I really should be nominated for an Academy Award.

I grabbed her by the arm and shook her, asking her to explain what she was on about. Taking a deep breath, she said that she had heard shouting and the sounds of breaking glass, and had run out of the house just in time to see my (ex!) husband reeling about in the middle of the street, wheezing and lurching, holding a hand to his throat. His face and hands were covered with angry red welts. With great difficulty, he had whispered my name and “supermarket”.

She had pounded on the door of another neighbour, explained the situation and told her to call for an ambulance, and ran to fetch me. It had been faster and easier than I thought it would be. Indeed, I later found out that wasps do not die after stinging someone, since their stingers are not barbed like those of bees, and are therefore not pulled out of their bodies when they attack.

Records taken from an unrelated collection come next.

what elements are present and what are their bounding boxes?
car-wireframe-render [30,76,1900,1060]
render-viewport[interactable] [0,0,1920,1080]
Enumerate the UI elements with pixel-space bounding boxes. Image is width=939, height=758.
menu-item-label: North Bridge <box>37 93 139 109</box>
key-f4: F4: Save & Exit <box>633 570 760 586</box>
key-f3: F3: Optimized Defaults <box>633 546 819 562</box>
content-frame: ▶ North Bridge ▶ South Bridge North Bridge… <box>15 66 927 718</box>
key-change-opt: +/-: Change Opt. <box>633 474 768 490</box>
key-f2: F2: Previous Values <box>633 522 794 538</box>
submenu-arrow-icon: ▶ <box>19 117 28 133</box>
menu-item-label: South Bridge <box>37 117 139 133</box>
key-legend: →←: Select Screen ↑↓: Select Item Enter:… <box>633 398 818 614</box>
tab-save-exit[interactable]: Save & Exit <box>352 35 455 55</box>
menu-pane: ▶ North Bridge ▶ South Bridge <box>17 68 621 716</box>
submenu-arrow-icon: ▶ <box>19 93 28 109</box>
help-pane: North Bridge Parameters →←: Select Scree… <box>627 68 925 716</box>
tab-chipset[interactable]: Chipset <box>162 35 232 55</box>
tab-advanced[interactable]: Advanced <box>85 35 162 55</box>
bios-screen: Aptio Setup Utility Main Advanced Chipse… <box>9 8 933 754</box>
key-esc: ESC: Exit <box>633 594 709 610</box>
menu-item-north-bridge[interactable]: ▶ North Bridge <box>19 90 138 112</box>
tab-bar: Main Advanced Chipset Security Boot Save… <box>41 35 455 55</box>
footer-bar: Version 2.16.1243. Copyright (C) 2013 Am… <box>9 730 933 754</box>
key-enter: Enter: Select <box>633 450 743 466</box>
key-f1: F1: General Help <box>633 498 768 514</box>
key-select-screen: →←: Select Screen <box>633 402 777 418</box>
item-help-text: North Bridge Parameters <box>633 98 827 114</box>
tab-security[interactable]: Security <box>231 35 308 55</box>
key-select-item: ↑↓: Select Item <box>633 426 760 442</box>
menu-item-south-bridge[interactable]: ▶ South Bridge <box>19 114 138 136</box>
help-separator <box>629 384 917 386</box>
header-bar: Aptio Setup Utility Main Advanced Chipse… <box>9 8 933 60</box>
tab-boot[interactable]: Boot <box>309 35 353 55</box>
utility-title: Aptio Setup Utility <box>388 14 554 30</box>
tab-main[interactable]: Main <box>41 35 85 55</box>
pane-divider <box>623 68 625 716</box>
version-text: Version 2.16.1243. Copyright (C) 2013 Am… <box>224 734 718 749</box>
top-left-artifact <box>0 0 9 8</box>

I was told that probably, since the attack on my (ex!) husband happened in an enclosed space, the whole nest had been mobilised to sting. In these cases, unless antihistamine treatment is given within minutes, the victim dies of severe anaphylactic shock.

It could be that he had swatted one of the insects, and it had released a pheromone that warned the others that there was a threat, and caused them to attack him.

I will never know. Not that I want to. The Coroner’s Report states “death by misadventure”.